Losing your job to a robot might not necessarily be all doom and gloom if governments revolutionise the way we can earn a crust.
That's the hope of social policy academic Professor Greg Marston, who wants Australia to join other nations in debating the merits of introducing a universal basic income to help with an expected surge in unemployment that the rise of robots may bring.
The University of Queensland academic and other proponents of the UBI, including Facebook founder Mark Zuckerberg and Tesla's Elon Musk, argue governments need policies that provide an economic floor for people who lose their jobs or are forced to work fewer hours as a result of greater automation.

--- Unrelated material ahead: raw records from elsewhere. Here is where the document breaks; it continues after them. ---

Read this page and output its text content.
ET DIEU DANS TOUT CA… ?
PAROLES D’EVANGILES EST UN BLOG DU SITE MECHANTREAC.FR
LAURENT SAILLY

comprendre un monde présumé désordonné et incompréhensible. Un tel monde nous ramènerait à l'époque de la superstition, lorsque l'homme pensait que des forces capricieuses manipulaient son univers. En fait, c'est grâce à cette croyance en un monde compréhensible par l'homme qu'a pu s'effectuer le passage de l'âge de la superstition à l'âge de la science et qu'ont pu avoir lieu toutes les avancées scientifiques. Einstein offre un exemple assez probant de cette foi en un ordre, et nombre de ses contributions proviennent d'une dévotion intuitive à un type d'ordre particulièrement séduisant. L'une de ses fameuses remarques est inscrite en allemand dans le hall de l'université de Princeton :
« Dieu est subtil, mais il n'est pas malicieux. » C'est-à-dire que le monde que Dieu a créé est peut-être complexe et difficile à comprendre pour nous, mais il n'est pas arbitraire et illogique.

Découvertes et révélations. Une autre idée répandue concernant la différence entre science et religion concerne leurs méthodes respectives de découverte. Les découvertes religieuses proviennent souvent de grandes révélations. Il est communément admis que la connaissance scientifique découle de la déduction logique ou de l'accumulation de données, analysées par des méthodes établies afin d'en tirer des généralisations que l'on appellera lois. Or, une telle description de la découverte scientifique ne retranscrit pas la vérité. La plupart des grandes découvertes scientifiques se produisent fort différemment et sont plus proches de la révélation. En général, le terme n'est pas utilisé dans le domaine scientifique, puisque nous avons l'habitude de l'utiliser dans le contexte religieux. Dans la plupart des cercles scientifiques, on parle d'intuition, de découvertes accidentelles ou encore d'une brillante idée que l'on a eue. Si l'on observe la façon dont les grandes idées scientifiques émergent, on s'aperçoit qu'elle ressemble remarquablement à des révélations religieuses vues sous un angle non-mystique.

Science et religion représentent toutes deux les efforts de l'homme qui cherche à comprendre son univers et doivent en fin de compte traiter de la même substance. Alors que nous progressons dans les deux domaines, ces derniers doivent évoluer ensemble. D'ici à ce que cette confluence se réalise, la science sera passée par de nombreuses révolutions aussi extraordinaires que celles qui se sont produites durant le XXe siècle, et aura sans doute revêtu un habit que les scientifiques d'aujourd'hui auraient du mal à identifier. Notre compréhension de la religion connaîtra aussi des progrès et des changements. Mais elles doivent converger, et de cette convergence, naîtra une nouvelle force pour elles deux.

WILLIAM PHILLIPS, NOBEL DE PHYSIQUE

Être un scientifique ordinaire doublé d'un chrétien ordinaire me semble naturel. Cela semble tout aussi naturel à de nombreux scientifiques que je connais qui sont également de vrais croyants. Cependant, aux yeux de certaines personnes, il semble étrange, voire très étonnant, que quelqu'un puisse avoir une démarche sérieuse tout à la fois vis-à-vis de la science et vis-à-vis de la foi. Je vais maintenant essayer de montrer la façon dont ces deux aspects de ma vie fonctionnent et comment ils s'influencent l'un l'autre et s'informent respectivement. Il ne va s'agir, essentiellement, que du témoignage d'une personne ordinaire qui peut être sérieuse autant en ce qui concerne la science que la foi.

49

Governments would pay all adults a basic salary of about $20,000 to cover their basic bills, but there would be no requirement to work.
Opponents argue the UBI would remove the incentive to work and spark income tax rate hikes.
Prof Marston admits a UBI isn't a perfect solution but notes that trials in Canada and Finland show most people still want to work.
"It's not a luxury income. People will still want to work," he told AAP ahead of a lecture on Monday to the University of NSW's social policy conference.
"But I don't think we are going to restore paid work to the extent to which it provided the livelihoods, security and meaning.
"So we are going to have to come up with other ways to do those things because the labour market doesn't do as good a job as it used to."
The Committee for Economic Development of Australia last year forecast that almost 40 per cent of jobs have a moderate to high chance of disappearing within 15 years.
Prof Marston said UBIs would allow governments to scrap many welfare payments and potentially open up opportunities for people to take advantage of the benefits of increased productivity that robots bring.
He envisages a world where work is no longer at the centre of our lives, with more time to pursue study, hobbies, start new businesses, learn new skills, and engage more in town hall-style politics.
But he acknowledges a UBI would be expensive, costing up to $340 billion a year - about double the $192 billion the government expects to spend on social security and welfare in 2016/17.
Prof Marston suggests Australia could start small by trialling a UBI among young people so teething issues could be identified before a rollout to all adults.
"The labour market is going to change anyway so we need to find forms of payment that are going to recognise that and allow people to engage in more forms of work as automation increases," he said.
"Lots of the routine stuff probably shouldn't be done by us anyway, so there's a kind of liberating component to automation, but the key is that society has to manage it well."